What might be wrong with my connection pool setting?
dataSource {
pooled = true
url = 'jdbc:mysql://******.**********.us-east-1.rds.amazonaws.com/*****'
driverClassName = 'com.mysql.jdbc.Driver'
username = '********'
password = '******************'
dialect = org.hibernate.dialect.MySQL5InnoDBDialect
loggingSql = false
properties {
jmxEnabled = true
initialSize = 5
timeBetweenEvictionRunsMillis = 10000
minEvictableIdleTimeMillis = 60000
validationQuery = "SELECT 1"
initSQL = "SELECT 1"
validationQueryTimeout = 10
testOnBorrow = true
testWhileIdle = true
testOnReturn = true
testOnConnect = true
removeAbandonedTimeout = 300
maxActive=100
maxIdle=10
minIdle=1
maxWait=30000
maxAge=900000
removeAbandoned="true"
jdbcInterceptors="org.apache.tomcat.jdbc.pool.interceptor.StatementCache;"
}
}
hibernate {
cache.use_second_level_cache=true
cache.use_query_cache=true
cache.region.factory_class = 'org.hibernate.cache.ehcache.EhCacheRegionFactory'
}
Also, I have confirmed that the dataSource at runtime is an instance of (org.apache.tomcat.jdbc.pool.DataSource)
UPDATE 1 (NOT FIXED)
We think we may have found the problem! We were storing a domain class in the http session and after reading a bit about how the session factory works we believe that the stored http object was somehow bound to a connection. When a user accessed the domain class form the http session after 8 hours we think that hibernate stored a reference to the dead connection. It's in production now and we are monitoring.
UPDATE 2 (FIXED)
We finally found the problem. Removing removeAbandoned and removeAbandonedTimeout resolved all our problems. We're not entirely sure why this resolved the issue as our assumption was that these two properties exist to prevent exactly what was occurring. The only thought is that our database was more aggressively managing the abandoned connections. It's been over 4 weeks with no issues.

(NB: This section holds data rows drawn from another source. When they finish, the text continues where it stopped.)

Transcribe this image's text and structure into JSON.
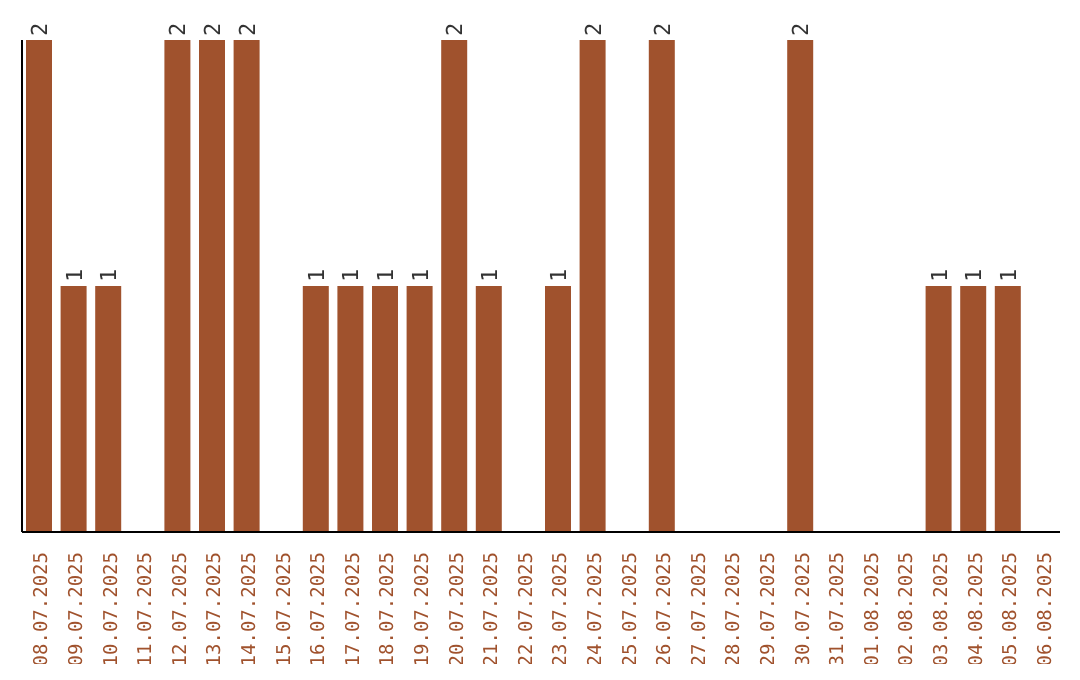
{
  "chart_data": {
    "type": "bar",
    "categories": [
      "08.07.2025",
      "09.07.2025",
      "10.07.2025",
      "11.07.2025",
      "12.07.2025",
      "13.07.2025",
      "14.07.2025",
      "15.07.2025",
      "16.07.2025",
      "17.07.2025",
      "18.07.2025",
      "19.07.2025",
      "20.07.2025",
      "21.07.2025",
      "22.07.2025",
      "23.07.2025",
      "24.07.2025",
      "25.07.2025",
      "26.07.2025",
      "27.07.2025",
      "28.07.2025",
      "29.07.2025",
      "30.07.2025",
      "31.07.2025",
      "01.08.2025",
      "02.08.2025",
      "03.08.2025",
      "04.08.2025",
      "05.08.2025",
      "06.08.2025"
    ],
    "values": [
      2,
      1,
      1,
      0,
      2,
      2,
      2,
      0,
      1,
      1,
      1,
      1,
      2,
      1,
      0,
      1,
      2,
      0,
      2,
      0,
      0,
      0,
      2,
      0,
      0,
      0,
      1,
      1,
      1,
      0
    ],
    "value_labels": [
      "2",
      "1",
      "1",
      null,
      "2",
      "2",
      "2",
      null,
      "1",
      "1",
      "1",
      "1",
      "2",
      "1",
      null,
      "1",
      "2",
      null,
      "2",
      null,
      null,
      null,
      "2",
      null,
      null,
      null,
      "1",
      "1",
      "1",
      null
    ],
    "color": "#a0522d",
    "tick_labels": "x"
  }
}
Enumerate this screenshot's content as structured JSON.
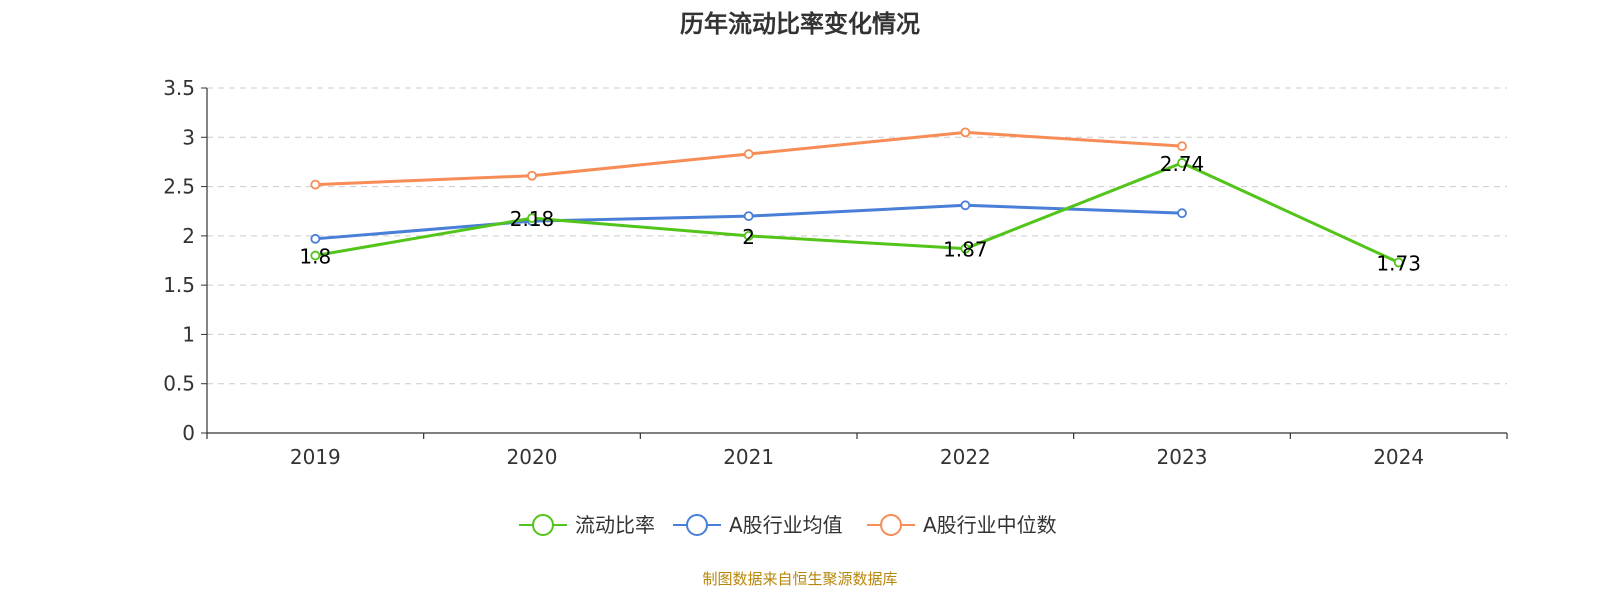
{
  "chart_data": {
    "type": "line",
    "title": "历年流动比率变化情况",
    "categories": [
      "2019",
      "2020",
      "2021",
      "2022",
      "2023",
      "2024"
    ],
    "ylim": [
      0,
      3.5
    ],
    "yticks": [
      "0",
      "0.5",
      "1",
      "1.5",
      "2",
      "2.5",
      "3",
      "3.5"
    ],
    "grid": true,
    "legend_position": "bottom",
    "series": [
      {
        "name": "流动比率",
        "color": "#52c41a",
        "values": [
          1.8,
          2.18,
          2.0,
          1.87,
          2.74,
          1.73
        ],
        "data_labels": [
          "1.8",
          "2.18",
          "2",
          "1.87",
          "2.74",
          "1.73"
        ]
      },
      {
        "name": "A股行业均值",
        "color": "#4a7fd8",
        "values": [
          1.97,
          2.15,
          2.2,
          2.31,
          2.23,
          null
        ]
      },
      {
        "name": "A股行业中位数",
        "color": "#f78c56",
        "values": [
          2.52,
          2.61,
          2.83,
          3.05,
          2.91,
          null
        ]
      }
    ],
    "source": "制图数据来自恒生聚源数据库"
  }
}
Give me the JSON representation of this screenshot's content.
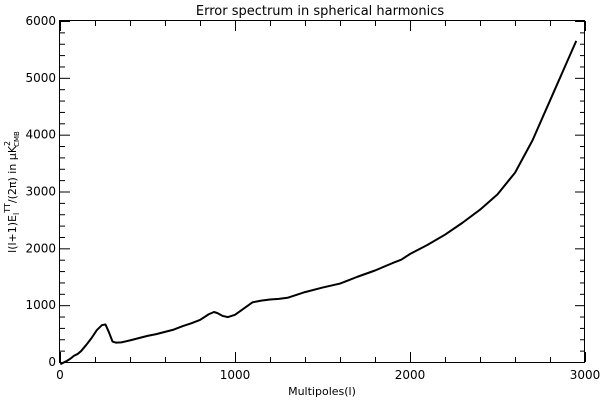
{
  "chart_data": {
    "type": "line",
    "title": "Error spectrum in spherical harmonics",
    "xlabel": "Multipoles(l)",
    "ylabel": {
      "prefix": "l(l+1)E",
      "sub": "l",
      "sup": "TT",
      "mid": "/(2π) in μK",
      "unit_sup": "2",
      "unit_sub": "CMB"
    },
    "xlim": [
      0,
      3000
    ],
    "ylim": [
      0,
      6000
    ],
    "x_ticks": [
      "0",
      "1000",
      "2000",
      "3000"
    ],
    "y_ticks": [
      "0",
      "1000",
      "2000",
      "3000",
      "4000",
      "5000",
      "6000"
    ],
    "grid": false,
    "series": [
      {
        "x": [
          2,
          20,
          40,
          60,
          80,
          100,
          120,
          150,
          180,
          210,
          240,
          260,
          280,
          300,
          320,
          350,
          400,
          450,
          500,
          550,
          600,
          650,
          700,
          750,
          800,
          850,
          880,
          900,
          930,
          960,
          1000,
          1050,
          1100,
          1150,
          1200,
          1250,
          1300,
          1350,
          1400,
          1500,
          1600,
          1650,
          1700,
          1800,
          1900,
          1950,
          2000,
          2100,
          2200,
          2300,
          2400,
          2500,
          2600,
          2700,
          2800,
          2900,
          2950
        ],
        "y": [
          -40,
          -10,
          20,
          60,
          110,
          140,
          190,
          300,
          420,
          560,
          650,
          660,
          520,
          360,
          340,
          345,
          380,
          420,
          460,
          490,
          530,
          570,
          630,
          680,
          740,
          840,
          880,
          860,
          810,
          790,
          830,
          940,
          1050,
          1080,
          1100,
          1110,
          1130,
          1180,
          1230,
          1310,
          1380,
          1440,
          1500,
          1610,
          1740,
          1800,
          1900,
          2060,
          2240,
          2450,
          2680,
          2950,
          3330,
          3900,
          4600,
          5300,
          5650
        ]
      }
    ]
  }
}
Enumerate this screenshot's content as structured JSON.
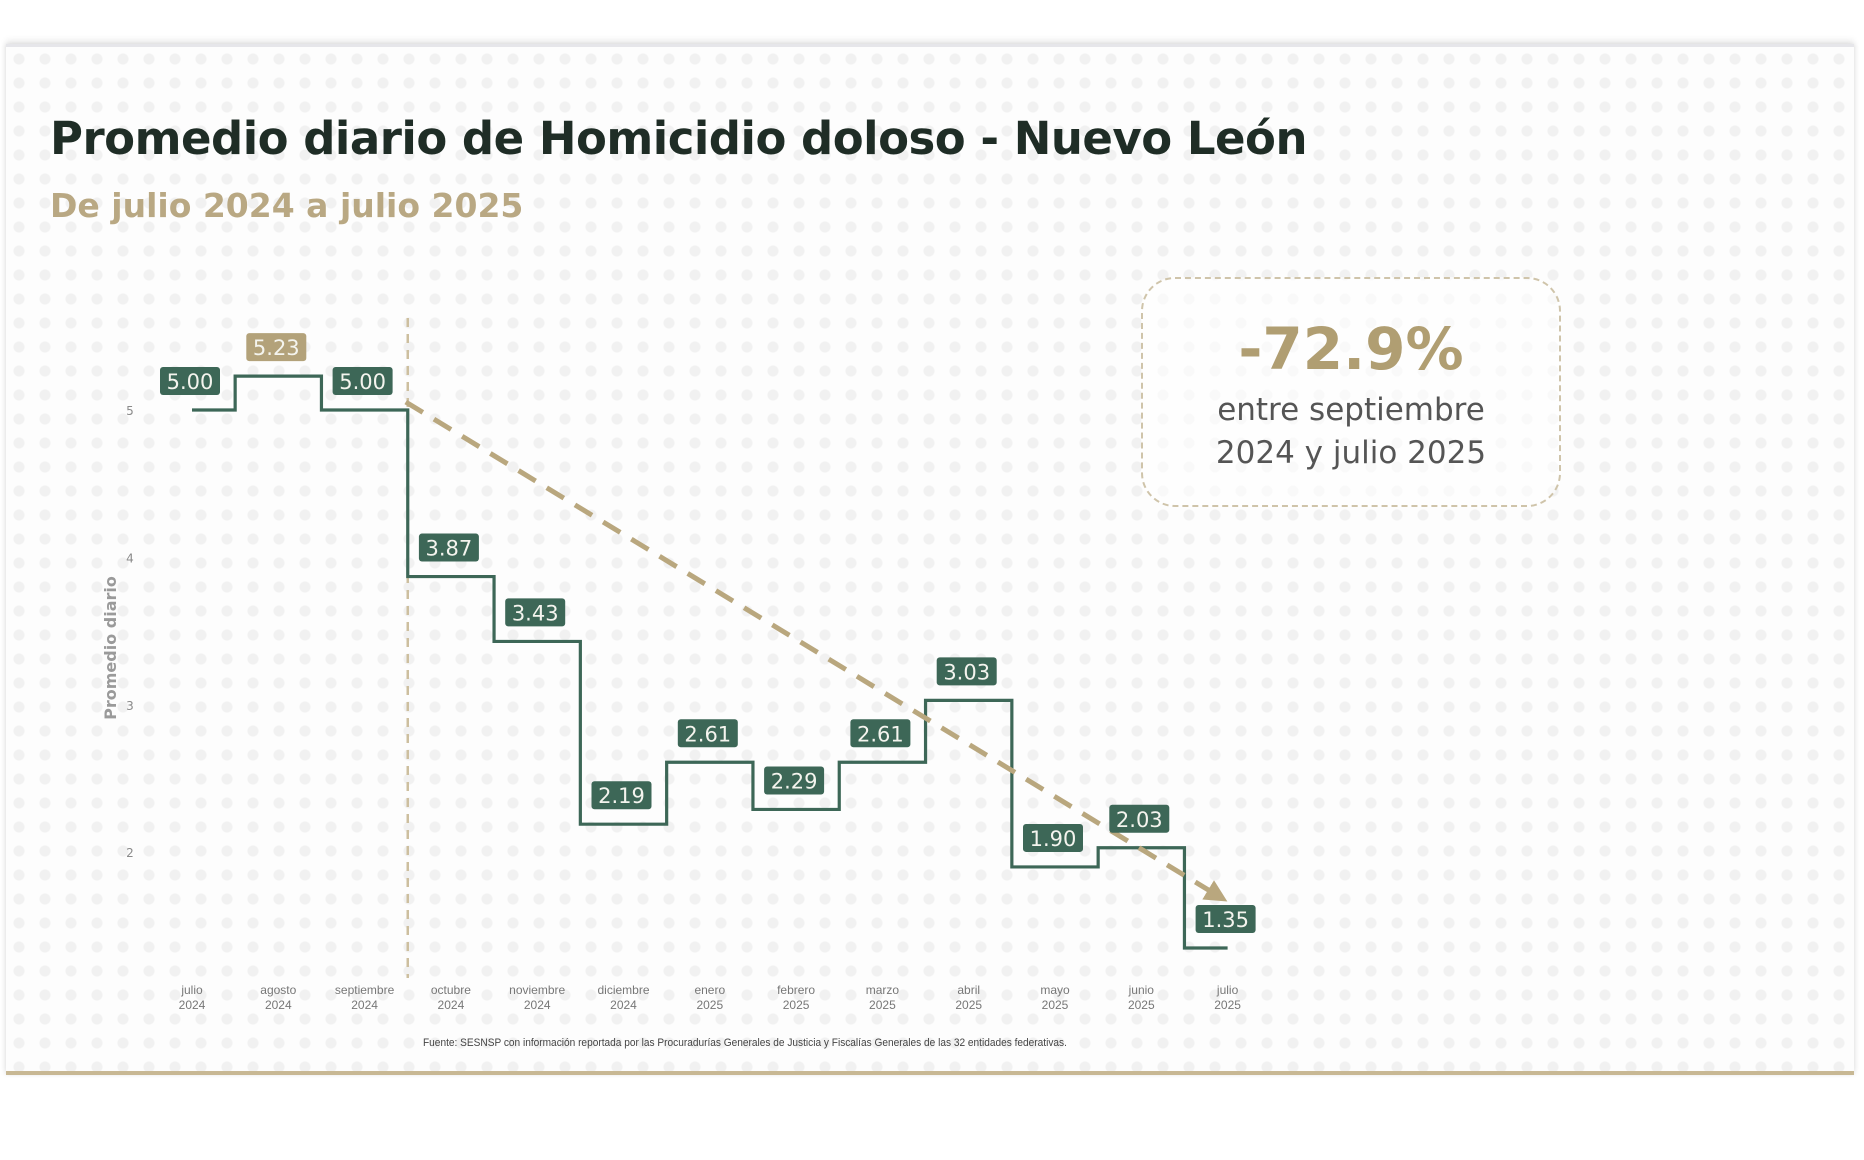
{
  "header": {
    "title": "Promedio diario de Homicidio doloso - Nuevo León",
    "subtitle": "De julio 2024 a julio 2025"
  },
  "callout": {
    "value": "-72.9%",
    "line1": "entre septiembre",
    "line2": "2024 y julio 2025"
  },
  "source": "Fuente: SESNSP con información reportada por las Procuradurías Generales de Justicia y Fiscalías Generales de las 32 entidades federativas.",
  "colors": {
    "series": "#3d6757",
    "highlight": "#b3a27a",
    "trend": "#b9a77e",
    "title": "#1f2d26",
    "subtitle": "#b9a883"
  },
  "chart_data": {
    "type": "line",
    "style": "step",
    "title": "Promedio diario de Homicidio doloso - Nuevo León",
    "subtitle": "De julio 2024 a julio 2025",
    "xlabel": "",
    "ylabel": "Promedio diario",
    "categories": [
      [
        "julio",
        "2024"
      ],
      [
        "agosto",
        "2024"
      ],
      [
        "septiembre",
        "2024"
      ],
      [
        "octubre",
        "2024"
      ],
      [
        "noviembre",
        "2024"
      ],
      [
        "diciembre",
        "2024"
      ],
      [
        "enero",
        "2025"
      ],
      [
        "febrero",
        "2025"
      ],
      [
        "marzo",
        "2025"
      ],
      [
        "abril",
        "2025"
      ],
      [
        "mayo",
        "2025"
      ],
      [
        "junio",
        "2025"
      ],
      [
        "julio",
        "2025"
      ]
    ],
    "series": [
      {
        "name": "Promedio diario",
        "values": [
          5.0,
          5.23,
          5.0,
          3.87,
          3.43,
          2.19,
          2.61,
          2.29,
          2.61,
          3.03,
          1.9,
          2.03,
          1.35
        ],
        "labels": [
          "5.00",
          "5.23",
          "5.00",
          "3.87",
          "3.43",
          "2.19",
          "2.61",
          "2.29",
          "2.61",
          "3.03",
          "1.90",
          "2.03",
          "1.35"
        ],
        "highlight_index": 1
      }
    ],
    "yticks": [
      2,
      3,
      4,
      5
    ],
    "ylim": [
      1.2,
      5.5
    ],
    "grid": false,
    "legend": "none",
    "annotations": {
      "reference_line": {
        "between": [
          "septiembre 2024",
          "octubre 2024"
        ],
        "style": "dashed-vertical"
      },
      "trend_arrow": {
        "from": [
          "septiembre 2024",
          5.0
        ],
        "to": [
          "julio 2025",
          1.35
        ],
        "style": "dashed-arrow"
      },
      "change_label": "-72.9% entre septiembre 2024 y julio 2025"
    }
  }
}
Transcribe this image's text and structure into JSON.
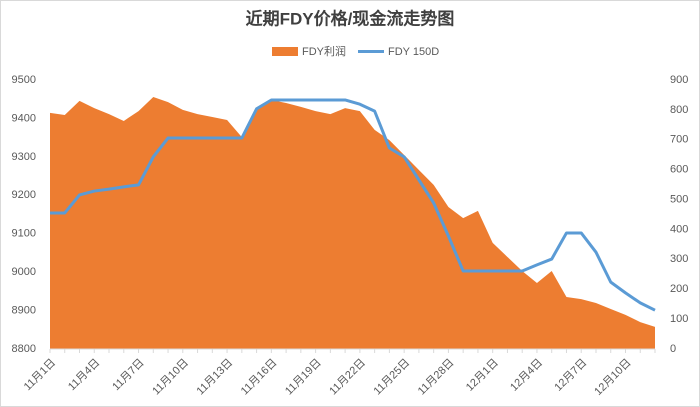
{
  "chart_data": {
    "type": "area_line",
    "title": "近期FDY价格/现金流走势图",
    "categories": [
      "11月1日",
      null,
      null,
      "11月4日",
      null,
      null,
      "11月7日",
      null,
      null,
      "11月10日",
      null,
      null,
      "11月13日",
      null,
      null,
      "11月16日",
      null,
      null,
      "11月19日",
      null,
      null,
      "11月22日",
      null,
      null,
      "11月25日",
      null,
      null,
      "11月28日",
      null,
      null,
      "12月1日",
      null,
      null,
      "12月4日",
      null,
      null,
      "12月7日",
      null,
      null,
      "12月10日",
      null,
      null
    ],
    "series": [
      {
        "name": "FDY利润",
        "kind": "area",
        "axis": "y2",
        "color": "#ed7d31",
        "values": [
          790,
          783,
          830,
          806,
          786,
          763,
          796,
          843,
          826,
          800,
          786,
          776,
          766,
          709,
          800,
          833,
          823,
          810,
          796,
          786,
          806,
          796,
          733,
          699,
          649,
          599,
          549,
          475,
          438,
          462,
          355,
          308,
          261,
          221,
          261,
          174,
          167,
          154,
          134,
          114,
          90,
          74
        ]
      },
      {
        "name": "FDY 150D",
        "kind": "line",
        "axis": "y",
        "color": "#5b9bd5",
        "values": [
          9154,
          9154,
          9201,
          9211,
          9216,
          9222,
          9227,
          9300,
          9349,
          9349,
          9349,
          9349,
          9349,
          9349,
          9425,
          9448,
          9448,
          9448,
          9448,
          9448,
          9448,
          9437,
          9419,
          9323,
          9300,
          9240,
          9180,
          9094,
          9003,
          9003,
          9003,
          9003,
          9003,
          9019,
          9034,
          9102,
          9102,
          9052,
          8974,
          8946,
          8920,
          8901
        ]
      }
    ],
    "ylim": [
      8800,
      9500
    ],
    "yticks": [
      8800,
      8900,
      9000,
      9100,
      9200,
      9300,
      9400,
      9500
    ],
    "y2lim": [
      0,
      900
    ],
    "y2ticks": [
      0,
      100,
      200,
      300,
      400,
      500,
      600,
      700,
      800,
      900
    ],
    "legend": "top",
    "grid": false
  }
}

I've had this issue with a completely different setup. It's really not fun to deal with. Basically it boils down to this:
You have some connection somewhere in your application just sitting around while Java is doing some sort of "other" processing. Here's a really basic way to reproduce:
Connection con = (get connection from pool);
Sleep(330 seconds);
con.close();
The code is not doing anything with the database connection above, so tomcat detects it as abandoned and returns it to the pool at 300 seconds.
Your application is high traffic enough that the same connection (both opened and abandoned in the above code) is opened somewhere else in the application in a different part of code.
Either the original code hits 330 seconds and closes the connection, or the new code picks up the connection and finished and closes it. At this point there are two places using the same connection and one of them has closed it.
The other location of code using the same connection then tries to either use or close the same connection
The connection is already closed. Producing the above error.
Suggested route to fix:
Use the setting logAbandoned="true" to find where the connections are being abandoned from.
Our url usually looks alike:
url = "jdbc:mysql://localhost/db?useUnicode=yes&characterEncoding=UTF-8&autoReconnect=true"
Check out also encoding params if you don't want to face such an issue.
(see update 2 on question)
Removing removeAbandoned and removeAbandonedTimeout resolved all our problems. Someone may want to provide a more detailed answer on why this did because we are not entirely sure.